The present invention is conceived to solve the above described problems and thus provides a piezoelectric substrate that can form an oxide layer with a plurality of grooves on a base member, selectively form a buffer member and a piezoelectric member on the oxide member and thereby can improve thermal transmission by the plurality of grooves and also can be readily manufactured, and a manufacturing method of the same.
The present invention also provides a SAW filter that can form an oxide layer with a plurality of grooves on a base member, selectively form a buffer member and a piezoelectric member on the oxide layer, and thereby can remove bidirectional loss by the surface wave reflection of the plurality of grooves formed on a piezoelectric substrate and thus can reduce the size, and a manufacturing method of the same.
According to an aspect of the present invention, there is provided a piezoelectric substrate including: a base member including an oxide layer with a plurality of grooves on one surface of the base member; a buffer member being formed on the oxide layer to expose one end and another end of the oxide layer; an insulating member being formed on another surface of the base member; and a piezoelectric member being formed on the buffer member.
According to another aspect of the present invention, there is provided a method of manufacturing a piezoelectric substrate, including: forming an oxide layer with a plurality of grooves on one surface of a base member by anodizing; selectively applying a buffer material on the oxide layer to expose one end and another end of the oxide layer to form a buffer member; applying an insulating material on another surface of the base member to form an insulating member; and applying a piezoelectric material on the buffer member to form a piezoelectric member.
According to still another aspect of the present invention, there is provided a surface acoustic wave (SAW) filter including: a base member including an oxide layer with a plurality of grooves on one surface; a buffer member being formed on the oxide layer to expose one end and another end of the oxide layer; an insulating member being formed on another surface of the base member; a piezoelectric member being formed on the buffer member; and a plurality of interdigital transducer (IDT) electrodes being formed on the piezoelectric member to receive an electrical signal, filter the electrical signal, and output the filtered electrical signal.

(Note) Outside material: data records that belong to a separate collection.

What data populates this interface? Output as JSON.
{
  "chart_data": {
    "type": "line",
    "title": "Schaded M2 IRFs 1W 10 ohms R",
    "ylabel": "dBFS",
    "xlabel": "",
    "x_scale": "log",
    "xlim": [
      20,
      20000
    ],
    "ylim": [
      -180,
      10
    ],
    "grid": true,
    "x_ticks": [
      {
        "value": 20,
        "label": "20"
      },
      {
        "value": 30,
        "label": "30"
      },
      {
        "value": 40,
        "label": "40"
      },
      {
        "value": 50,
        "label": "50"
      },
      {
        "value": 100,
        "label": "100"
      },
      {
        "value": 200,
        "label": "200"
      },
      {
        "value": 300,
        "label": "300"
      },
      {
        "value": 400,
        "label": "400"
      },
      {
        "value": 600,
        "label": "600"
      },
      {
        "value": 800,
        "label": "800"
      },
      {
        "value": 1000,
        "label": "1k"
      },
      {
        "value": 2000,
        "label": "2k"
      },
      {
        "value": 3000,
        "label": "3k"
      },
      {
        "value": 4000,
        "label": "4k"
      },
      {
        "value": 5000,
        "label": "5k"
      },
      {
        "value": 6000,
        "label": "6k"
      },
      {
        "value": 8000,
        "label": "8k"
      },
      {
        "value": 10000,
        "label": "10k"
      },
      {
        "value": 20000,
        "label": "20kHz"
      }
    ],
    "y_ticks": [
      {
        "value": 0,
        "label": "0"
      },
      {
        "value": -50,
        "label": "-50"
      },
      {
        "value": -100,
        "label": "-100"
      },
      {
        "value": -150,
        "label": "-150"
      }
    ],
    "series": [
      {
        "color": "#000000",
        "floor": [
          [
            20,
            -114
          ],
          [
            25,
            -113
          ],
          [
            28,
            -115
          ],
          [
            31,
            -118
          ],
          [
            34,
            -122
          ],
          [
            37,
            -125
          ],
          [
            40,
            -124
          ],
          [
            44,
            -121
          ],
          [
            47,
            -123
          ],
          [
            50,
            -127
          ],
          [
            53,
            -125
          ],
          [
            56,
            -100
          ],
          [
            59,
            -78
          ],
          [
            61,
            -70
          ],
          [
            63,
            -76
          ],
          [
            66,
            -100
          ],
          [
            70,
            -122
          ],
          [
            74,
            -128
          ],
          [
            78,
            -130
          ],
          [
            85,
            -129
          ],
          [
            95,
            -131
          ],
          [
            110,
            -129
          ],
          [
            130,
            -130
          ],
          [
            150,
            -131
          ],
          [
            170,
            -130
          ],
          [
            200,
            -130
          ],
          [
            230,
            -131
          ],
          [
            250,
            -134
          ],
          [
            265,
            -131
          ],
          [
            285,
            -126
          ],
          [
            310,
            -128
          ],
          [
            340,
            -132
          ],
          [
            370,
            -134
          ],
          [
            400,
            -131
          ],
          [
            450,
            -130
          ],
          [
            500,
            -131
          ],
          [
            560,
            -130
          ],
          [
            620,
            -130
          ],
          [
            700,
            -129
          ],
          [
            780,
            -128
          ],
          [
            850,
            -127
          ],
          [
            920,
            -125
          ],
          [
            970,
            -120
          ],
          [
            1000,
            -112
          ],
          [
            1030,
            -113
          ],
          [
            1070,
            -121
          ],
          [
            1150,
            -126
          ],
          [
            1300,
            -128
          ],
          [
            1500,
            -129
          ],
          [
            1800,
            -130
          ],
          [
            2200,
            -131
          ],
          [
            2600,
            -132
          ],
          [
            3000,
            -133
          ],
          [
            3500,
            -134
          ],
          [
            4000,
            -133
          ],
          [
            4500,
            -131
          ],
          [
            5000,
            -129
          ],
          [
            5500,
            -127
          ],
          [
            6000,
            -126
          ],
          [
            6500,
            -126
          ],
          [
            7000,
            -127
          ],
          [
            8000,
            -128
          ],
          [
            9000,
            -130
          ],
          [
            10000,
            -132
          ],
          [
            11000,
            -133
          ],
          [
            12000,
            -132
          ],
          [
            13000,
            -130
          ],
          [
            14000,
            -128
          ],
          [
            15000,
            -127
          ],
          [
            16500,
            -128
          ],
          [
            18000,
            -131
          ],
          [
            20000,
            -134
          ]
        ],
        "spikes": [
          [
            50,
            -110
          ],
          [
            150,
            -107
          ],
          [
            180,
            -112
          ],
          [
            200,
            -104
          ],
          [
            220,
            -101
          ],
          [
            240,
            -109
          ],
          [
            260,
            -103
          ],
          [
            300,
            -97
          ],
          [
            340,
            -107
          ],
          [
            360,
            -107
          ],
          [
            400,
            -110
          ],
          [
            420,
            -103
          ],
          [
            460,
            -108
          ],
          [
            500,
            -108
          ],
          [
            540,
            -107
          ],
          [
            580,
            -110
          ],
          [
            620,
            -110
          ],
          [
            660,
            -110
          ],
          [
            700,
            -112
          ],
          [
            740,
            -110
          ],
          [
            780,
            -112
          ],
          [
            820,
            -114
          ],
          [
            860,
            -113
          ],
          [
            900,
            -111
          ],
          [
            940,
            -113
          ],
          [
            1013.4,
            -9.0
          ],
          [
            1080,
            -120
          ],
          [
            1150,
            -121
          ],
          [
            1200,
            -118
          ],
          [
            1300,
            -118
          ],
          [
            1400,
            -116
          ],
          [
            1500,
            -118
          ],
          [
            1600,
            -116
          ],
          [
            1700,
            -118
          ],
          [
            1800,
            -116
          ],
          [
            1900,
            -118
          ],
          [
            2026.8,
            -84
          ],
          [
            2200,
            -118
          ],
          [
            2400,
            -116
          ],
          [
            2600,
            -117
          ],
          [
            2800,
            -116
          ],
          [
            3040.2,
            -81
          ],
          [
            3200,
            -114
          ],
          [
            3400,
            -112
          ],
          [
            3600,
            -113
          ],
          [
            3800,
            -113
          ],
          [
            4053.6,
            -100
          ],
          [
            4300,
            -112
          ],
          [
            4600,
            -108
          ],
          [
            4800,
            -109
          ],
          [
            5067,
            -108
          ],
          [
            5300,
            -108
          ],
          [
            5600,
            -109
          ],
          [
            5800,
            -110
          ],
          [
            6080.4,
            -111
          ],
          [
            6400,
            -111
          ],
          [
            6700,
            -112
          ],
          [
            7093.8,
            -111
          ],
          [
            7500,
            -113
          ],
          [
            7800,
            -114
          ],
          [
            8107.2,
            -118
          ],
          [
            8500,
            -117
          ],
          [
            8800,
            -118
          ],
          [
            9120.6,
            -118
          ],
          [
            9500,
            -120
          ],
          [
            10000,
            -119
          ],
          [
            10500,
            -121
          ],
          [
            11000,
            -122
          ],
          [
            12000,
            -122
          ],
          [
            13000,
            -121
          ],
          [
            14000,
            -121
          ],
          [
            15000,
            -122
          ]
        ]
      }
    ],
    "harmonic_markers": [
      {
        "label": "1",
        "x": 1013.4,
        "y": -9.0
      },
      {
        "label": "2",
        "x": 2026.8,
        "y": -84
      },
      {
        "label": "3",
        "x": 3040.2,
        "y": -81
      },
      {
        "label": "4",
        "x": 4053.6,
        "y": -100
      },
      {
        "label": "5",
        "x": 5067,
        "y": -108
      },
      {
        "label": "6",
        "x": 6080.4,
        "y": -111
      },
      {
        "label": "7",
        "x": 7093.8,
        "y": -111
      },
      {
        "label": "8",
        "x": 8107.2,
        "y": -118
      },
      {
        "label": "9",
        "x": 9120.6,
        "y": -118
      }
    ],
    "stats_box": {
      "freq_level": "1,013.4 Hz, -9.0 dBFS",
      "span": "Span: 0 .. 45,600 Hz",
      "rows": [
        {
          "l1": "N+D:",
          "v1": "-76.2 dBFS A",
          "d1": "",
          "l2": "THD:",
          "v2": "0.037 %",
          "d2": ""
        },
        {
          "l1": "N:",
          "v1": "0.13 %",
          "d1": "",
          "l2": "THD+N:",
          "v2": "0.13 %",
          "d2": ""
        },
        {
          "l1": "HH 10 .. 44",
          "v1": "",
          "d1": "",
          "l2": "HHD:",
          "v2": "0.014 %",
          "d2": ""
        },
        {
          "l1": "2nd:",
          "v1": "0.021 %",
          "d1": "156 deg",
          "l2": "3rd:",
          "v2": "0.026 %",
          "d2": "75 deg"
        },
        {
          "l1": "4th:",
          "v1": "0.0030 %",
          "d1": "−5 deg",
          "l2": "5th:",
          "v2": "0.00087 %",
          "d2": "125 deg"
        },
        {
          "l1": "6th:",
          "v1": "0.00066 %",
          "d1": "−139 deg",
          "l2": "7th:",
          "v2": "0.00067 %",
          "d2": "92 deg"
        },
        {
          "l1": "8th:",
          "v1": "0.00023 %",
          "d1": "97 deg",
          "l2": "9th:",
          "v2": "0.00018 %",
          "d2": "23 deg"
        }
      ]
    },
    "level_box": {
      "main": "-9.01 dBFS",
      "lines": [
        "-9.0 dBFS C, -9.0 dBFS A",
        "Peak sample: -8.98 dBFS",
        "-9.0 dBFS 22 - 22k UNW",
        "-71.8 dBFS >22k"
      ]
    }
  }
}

According to yet another aspect of the present invention, there is provided a method of manufacturing a SAW filter, including: forming an oxide layer with a plurality of grooves on one surface of a base member by anodizing; selectively applying a buffer material on the oxide layer to expose one end and another end of the oxide layer to form a buffer member; applying an insulating material on another surface of the base member to form an insulating member; applying a piezoelectric material on the buffer member to form a piezoelectric member; and applying a conductive material on the piezoelectric member to form a plurality of IDT electrodes by photo etching.